Il controllo di versione, o version control (VCS), è un software per la gestione di versioni differenti di un qualsiasi tipo di informazione (disegni, sorgenti, libri). In particolare nel campo della programmazione si occupa di tenere traccia di tutte le modifiche apportate ai file sorgente di un progetto software, questo può benissimo essere un sorgente scritto in C oppure un applicazione web o più semplicemente un plugin di WordPress, ma potrebbe benissimo essere un libro che stiamo scrivendo.

Il controllo di versione tenendo traccia di ogni modifica apportata consente di ritornare facilmente a vecchie versioni, di ricordarci ogni modifica che abbiamo apportato e di lavorare su versioni differenti dello stesso sorgente.

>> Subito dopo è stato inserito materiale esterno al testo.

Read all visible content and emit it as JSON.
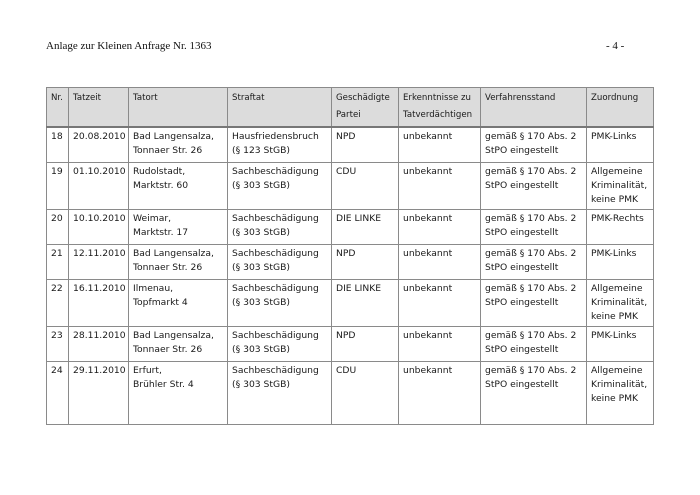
{
  "header": {
    "title": "Anlage zur Kleinen Anfrage Nr. 1363",
    "page": "- 4 -"
  },
  "table": {
    "columns": [
      "Nr.",
      "Tatzeit",
      "Tatort",
      "Straftat",
      "Geschädigte\nPartei",
      "Erkenntnisse zu\nTatverdächtigen",
      "Verfahrensstand",
      "Zuordnung"
    ],
    "rows": [
      [
        "18",
        "20.08.2010",
        "Bad Langensalza,\nTonnaer Str. 26",
        "Hausfriedensbruch\n(§ 123 StGB)",
        "NPD",
        "unbekannt",
        "gemäß § 170 Abs. 2\nStPO eingestellt",
        "PMK-Links"
      ],
      [
        "19",
        "01.10.2010",
        "Rudolstadt,\nMarktstr. 60",
        "Sachbeschädigung\n(§ 303 StGB)",
        "CDU",
        "unbekannt",
        "gemäß § 170 Abs. 2\nStPO eingestellt",
        "Allgemeine\nKriminalität,\nkeine PMK"
      ],
      [
        "20",
        "10.10.2010",
        "Weimar,\nMarktstr. 17",
        "Sachbeschädigung\n(§ 303 StGB)",
        "DIE LINKE",
        "unbekannt",
        "gemäß § 170 Abs. 2\nStPO eingestellt",
        "PMK-Rechts"
      ],
      [
        "21",
        "12.11.2010",
        "Bad Langensalza,\nTonnaer Str. 26",
        "Sachbeschädigung\n(§ 303 StGB)",
        "NPD",
        "unbekannt",
        "gemäß § 170 Abs. 2\nStPO eingestellt",
        "PMK-Links"
      ],
      [
        "22",
        "16.11.2010",
        "Ilmenau,\nTopfmarkt 4",
        "Sachbeschädigung\n(§ 303 StGB)",
        "DIE LINKE",
        "unbekannt",
        "gemäß § 170 Abs. 2\nStPO eingestellt",
        "Allgemeine\nKriminalität,\nkeine PMK"
      ],
      [
        "23",
        "28.11.2010",
        "Bad Langensalza,\nTonnaer Str. 26",
        "Sachbeschädigung\n(§ 303 StGB)",
        "NPD",
        "unbekannt",
        "gemäß § 170 Abs. 2\nStPO eingestellt",
        "PMK-Links"
      ],
      [
        "24",
        "29.11.2010",
        "Erfurt,\nBrühler Str. 4",
        "Sachbeschädigung\n(§ 303 StGB)",
        "CDU",
        "unbekannt",
        "gemäß § 170 Abs. 2\nStPO eingestellt",
        "Allgemeine\nKriminalität,\nkeine PMK"
      ]
    ]
  }
}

Solitamente il controllo di versione si utilizza su architetture di tipo client server. Ovvero c’è un server che contiene i repository (la raccolta di tutti i dati) e i client da remoto ci accedono per scaricare la copia locale su cui lavorare. Una volta finite le modifiche si “ricarica” la copia locale nel repository in modo da archiviare e volendo anche condividere le modifiche. Il modo più veloce per accedere ai repository è tramite linea di comando ma per chi non ci si trovasse bene esistono anche delle interfacce grafiche.

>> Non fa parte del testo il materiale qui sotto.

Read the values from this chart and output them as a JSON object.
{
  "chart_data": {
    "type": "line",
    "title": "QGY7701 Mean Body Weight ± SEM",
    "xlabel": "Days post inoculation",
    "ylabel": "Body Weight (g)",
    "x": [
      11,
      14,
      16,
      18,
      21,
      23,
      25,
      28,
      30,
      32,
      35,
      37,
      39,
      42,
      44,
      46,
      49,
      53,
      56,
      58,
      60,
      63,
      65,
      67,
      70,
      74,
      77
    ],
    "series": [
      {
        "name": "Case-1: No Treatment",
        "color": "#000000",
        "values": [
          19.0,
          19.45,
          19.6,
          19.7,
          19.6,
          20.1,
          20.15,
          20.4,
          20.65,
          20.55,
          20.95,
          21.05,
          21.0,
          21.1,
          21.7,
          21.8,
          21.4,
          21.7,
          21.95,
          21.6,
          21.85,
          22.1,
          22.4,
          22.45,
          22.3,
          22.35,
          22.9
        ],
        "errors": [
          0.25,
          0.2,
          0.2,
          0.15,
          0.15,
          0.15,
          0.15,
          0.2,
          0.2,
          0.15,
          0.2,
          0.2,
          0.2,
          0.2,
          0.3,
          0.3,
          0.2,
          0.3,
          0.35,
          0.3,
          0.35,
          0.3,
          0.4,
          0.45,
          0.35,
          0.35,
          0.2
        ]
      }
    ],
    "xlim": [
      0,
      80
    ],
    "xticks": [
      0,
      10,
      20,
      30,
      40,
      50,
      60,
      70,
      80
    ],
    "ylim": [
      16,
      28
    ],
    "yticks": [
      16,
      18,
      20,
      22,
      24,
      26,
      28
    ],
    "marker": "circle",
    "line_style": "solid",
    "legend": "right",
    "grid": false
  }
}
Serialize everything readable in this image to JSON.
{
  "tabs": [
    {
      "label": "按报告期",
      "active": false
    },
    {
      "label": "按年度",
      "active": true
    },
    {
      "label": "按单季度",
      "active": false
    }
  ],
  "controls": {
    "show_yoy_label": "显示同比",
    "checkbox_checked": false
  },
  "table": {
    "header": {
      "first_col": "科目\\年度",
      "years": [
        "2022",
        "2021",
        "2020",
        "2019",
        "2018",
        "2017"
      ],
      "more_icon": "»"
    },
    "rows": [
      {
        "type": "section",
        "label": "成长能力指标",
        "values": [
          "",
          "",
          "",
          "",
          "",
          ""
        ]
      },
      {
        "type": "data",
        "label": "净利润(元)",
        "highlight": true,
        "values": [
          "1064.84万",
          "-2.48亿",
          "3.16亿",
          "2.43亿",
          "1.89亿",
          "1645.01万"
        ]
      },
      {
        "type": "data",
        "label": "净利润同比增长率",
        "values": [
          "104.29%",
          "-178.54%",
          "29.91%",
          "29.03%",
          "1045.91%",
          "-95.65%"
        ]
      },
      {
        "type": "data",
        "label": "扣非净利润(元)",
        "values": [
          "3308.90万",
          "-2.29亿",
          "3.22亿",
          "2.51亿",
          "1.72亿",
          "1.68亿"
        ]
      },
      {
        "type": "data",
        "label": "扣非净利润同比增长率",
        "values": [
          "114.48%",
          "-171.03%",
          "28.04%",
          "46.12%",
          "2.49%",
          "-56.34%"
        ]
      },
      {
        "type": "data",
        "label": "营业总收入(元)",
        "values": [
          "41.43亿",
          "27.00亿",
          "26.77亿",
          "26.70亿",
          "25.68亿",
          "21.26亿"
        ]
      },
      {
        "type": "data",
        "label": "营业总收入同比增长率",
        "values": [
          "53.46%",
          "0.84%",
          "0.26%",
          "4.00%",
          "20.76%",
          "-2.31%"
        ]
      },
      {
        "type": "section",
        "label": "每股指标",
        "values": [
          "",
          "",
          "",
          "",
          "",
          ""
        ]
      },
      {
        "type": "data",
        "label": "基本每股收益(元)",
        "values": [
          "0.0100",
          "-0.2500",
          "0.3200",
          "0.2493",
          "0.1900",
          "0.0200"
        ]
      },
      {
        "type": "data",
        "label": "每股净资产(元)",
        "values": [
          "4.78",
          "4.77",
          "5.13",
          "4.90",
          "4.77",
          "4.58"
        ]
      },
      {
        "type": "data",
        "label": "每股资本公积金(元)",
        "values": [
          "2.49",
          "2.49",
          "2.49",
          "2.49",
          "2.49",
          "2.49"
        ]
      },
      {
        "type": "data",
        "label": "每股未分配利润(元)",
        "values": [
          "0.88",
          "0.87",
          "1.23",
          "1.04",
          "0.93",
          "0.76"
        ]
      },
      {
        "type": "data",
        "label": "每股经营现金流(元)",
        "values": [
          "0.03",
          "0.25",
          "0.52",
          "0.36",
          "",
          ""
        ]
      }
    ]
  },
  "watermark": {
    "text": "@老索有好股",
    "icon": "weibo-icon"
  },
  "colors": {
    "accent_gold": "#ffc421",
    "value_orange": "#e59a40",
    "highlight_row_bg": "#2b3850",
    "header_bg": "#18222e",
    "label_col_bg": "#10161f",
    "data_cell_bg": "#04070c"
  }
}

Un altra importantissima caratteristica è il supporto alla stesura collaborativa tra più persone dello stesso progetto, con il controllo di versione è possibile condividere gli stessi file sorgente sempre aggiornati e visualizzare chi ha modificato cosa. Alcuni software semplicemente impediscono a più persone contemporaneamente di modificare lo stesso file (lock) altri invece offrono strumenti (come il merge) per consentire l’unione di modfiche contemporanee dello stesso file e di risolvere eventuali conflitti che ne scaturiscono.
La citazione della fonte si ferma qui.